MEDIA RELEASE Media embargo – Monday 12 December, 2011

Our jobs are making us sick

Poor job quality and conditions are associated with increased risk of mental and physical health problems.

This is the finding from a study published in the December issue of ANZJPH.

Peter Butterworth from the Australian National University led the study, which examined data from the Household Income and Labour Dynamics in Australia (HILDA) Survey. This paper reports on psychosocial job quality and associations with physical and mental health.

“The psychosocial characteristics of work, such as job demands, decision control, job strain and perceptions of job insecurity can affect mental and physical health,” said Dr Butterworth.

Changes in job quality over time are more likely to affect mental health.
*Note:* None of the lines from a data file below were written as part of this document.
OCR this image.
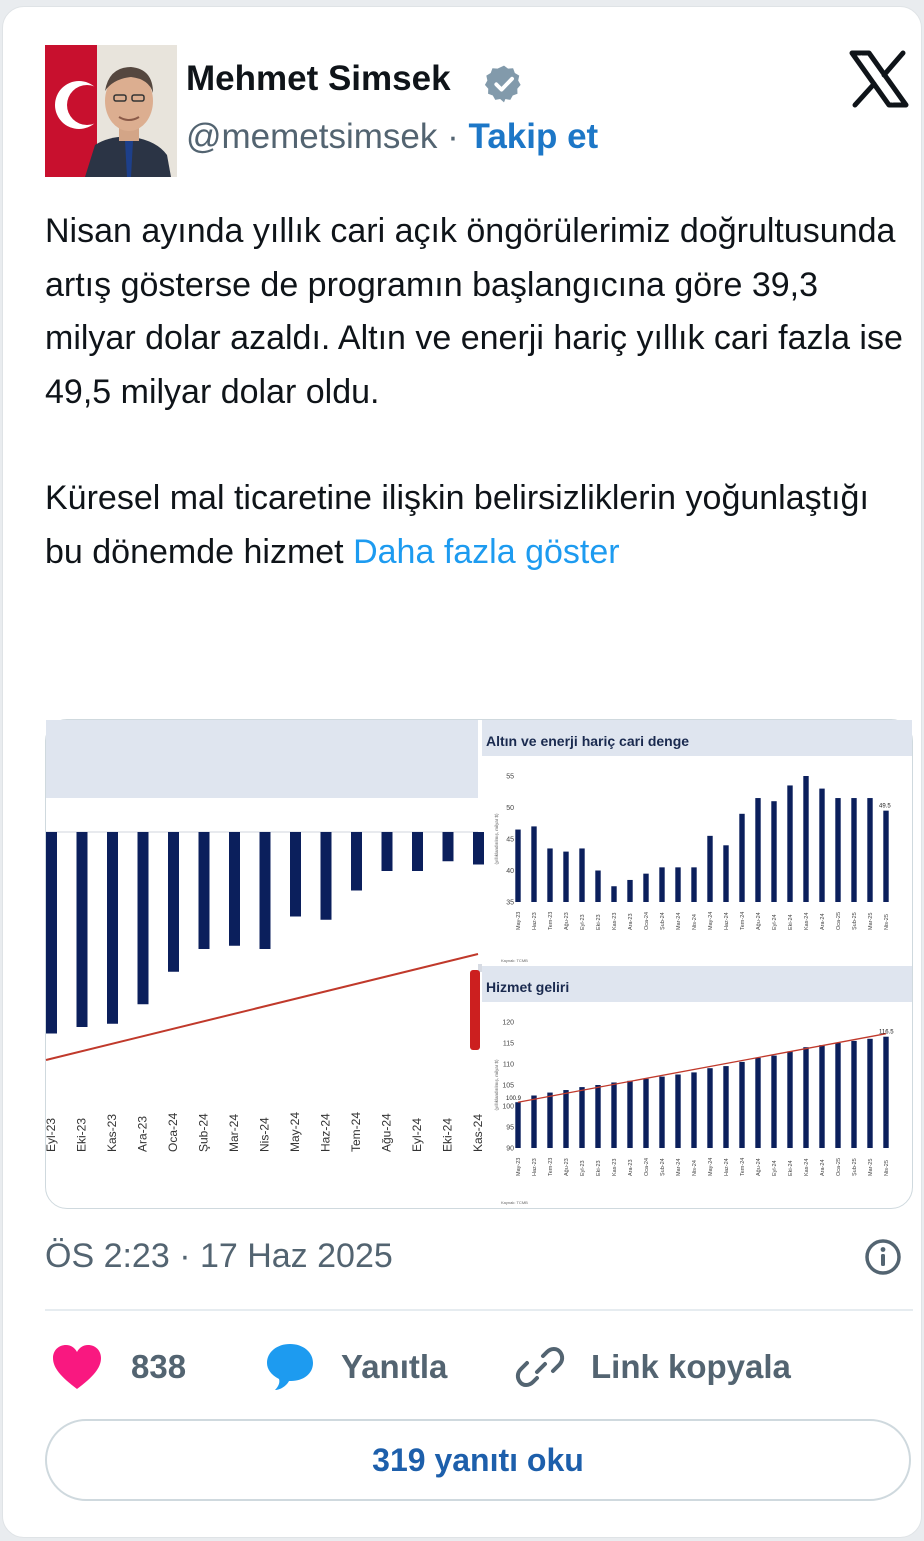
Mehmet Simsek
@memetsimsek · Takip et

Nisan ayında yıllık cari açık öngörülerimiz doğrultusunda artış gösterse de programın başlangıcına göre 39,3 milyar dolar azaldı. Altın ve enerji hariç yıllık cari fazla ise 49,5 milyar dolar oldu.

Küresel mal ticaretine ilişkin belirsizliklerin yoğunlaştığı bu dönemde hizmet Daha fazla göster

Eyl-23 Eki-23 Kas-23 Ara-23 Oca-24 Şub-24 Mar-24 Nis-24 May-24 Haz-24 Tem-24 Ağu-24 Eyl-24 Eki-24 Kas-24
Altın ve enerji hariç cari denge
Kaynak: TCMB
35
40
45
50
55
(yıllıklandırılmış, milyar $)
May-23 Haz-23 Tem-23 Ağu-23 Eyl-23 Eki-23 Kas-23 Ara-23 Oca-24 Şub-24 Mar-24 Nis-24 May-24 Haz-24 Tem-24 Ağu-24 Eyl-24 Eki-24 Kas-24 Ara-24 Oca-25 Şub-25 Mar-25 Nis-25
49.5
Hizmet geliri
Kaynak: TCMB
90
95
100
105
110
115
120
(yıllıklandırılmış, milyar $)
May-23 Haz-23 Tem-23 Ağu-23 Eyl-23 Eki-23 Kas-23 Ara-23 Oca-24 Şub-24 Mar-24 Nis-24 May-24 Haz-24 Tem-24 Ağu-24 Eyl-24 Eki-24 Kas-24 Ara-24 Oca-25 Şub-25 Mar-25 Nis-25
100.9
116.5
ÖS 2:23 · 17 Haz 2025
838	Yanıtla	Link kopyala
319 yanıtı oku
In contrast, poor psychosocial job conditions and poor physical health was largely related to differences between people.


Free trade harmful to health

The proposed Trans-Pacific Strategic Partnership Agreement (TPPA) has implications for public health as well as the economy.

An editorial in the December issue of ANZJPH discusses the potential risks to public health of free trade agreements. It argues that health groups should press for greater transparency in the negotiation stages.

The TPPA seeks to promote economic development by a closer integration of trade between Pacific countries.

ANZJPH Editor, Prof. Alistair Woodward said the potential downsides of free trade agreements are rarely mentioned.

“There are certainly risks, particularly when one member in the negotiations is considerably more powerful than the others,” Prof. Woodward said.

“For example, the TPPA will potentially expose New Zealand citizens to the hugely powerful US pharmaceutical industry.

“Public access to affordable, safe, cost-effective medicine is paramount, but following the free trade agreement between Australia and the US, AUSFTA, prices of some medicines have risen rapidly.

“We know that unregulated free market forces tend to work against efficiency and affordability in health care.

“While some outcomes of FTAs might be good for public health, historically, rapid economic growth has been found to be both disruptive and harmful.

“For this reason, proposed FTAs should be open and susceptible to challenge during negotiation.”